Wat betreft medicijnen waarvan de effecten door vermenging teniet worden gedaan, laten we bijvoorbeeld aannemen dat twee medicijnen hetzelfde effect hebben, maar dit wordt bereikt door twee tegengestelde krachten of doordat de medicijnen zelf tegengesteld zijn aan elkaar. En dus, wanneer ze worden gecombineerd, en als een van hen sneller werkt dan de ander, heeft dit zijn effect, en als een van de medicijnen de andere niet voorafgaat, interfereren ze elkaar wederzijds. Dit zijn bijvoorbeeld violet en myrobalans. Violet wordt losser door zachter te worden, en myrobalans wordt losser door knijpen en verdikken. En wanneer de effecten van deze medicijnen tegelijkertijd de materie bereiken, worden ze wederzijds vernietigd. Als de myrobalans vooruit komt en eruit knijpt, en het viooltje volgt, dan heeft geen van de medicijnen ook maar enig effect. Als het viooltje vooruit komt en verzachting veroorzaakt, en de myrobalans er achteraan komt en knijpt, dan zal het effect intensiveren.

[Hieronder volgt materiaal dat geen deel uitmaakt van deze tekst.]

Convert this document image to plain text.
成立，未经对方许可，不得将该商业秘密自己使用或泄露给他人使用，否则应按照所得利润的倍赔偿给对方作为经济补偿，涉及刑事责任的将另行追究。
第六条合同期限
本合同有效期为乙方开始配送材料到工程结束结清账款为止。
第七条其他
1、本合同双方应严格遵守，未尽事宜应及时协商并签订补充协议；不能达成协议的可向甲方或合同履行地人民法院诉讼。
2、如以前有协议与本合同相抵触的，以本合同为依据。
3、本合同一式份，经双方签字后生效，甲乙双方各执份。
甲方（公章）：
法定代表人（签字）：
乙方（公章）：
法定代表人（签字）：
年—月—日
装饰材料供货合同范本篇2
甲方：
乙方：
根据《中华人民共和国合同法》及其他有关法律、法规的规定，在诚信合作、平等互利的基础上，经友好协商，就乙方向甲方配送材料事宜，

Het derde geval wordt geïllustreerd door sabur, tragacanth en bdellium. Sabur maakt de darmen los en reinigt, maar veroorzaakt schaafwonden en opent de monden van bloedvaten, terwijl tragacanth lijmt en bdellium bindt; en als de sabur vergezeld gaat van tragacanth en bdellius, dan lijmt de tragacanth aan elkaar wat de sabur blootlegt, en versterkt de bdellius de monden van de vaten, en alles is in orde.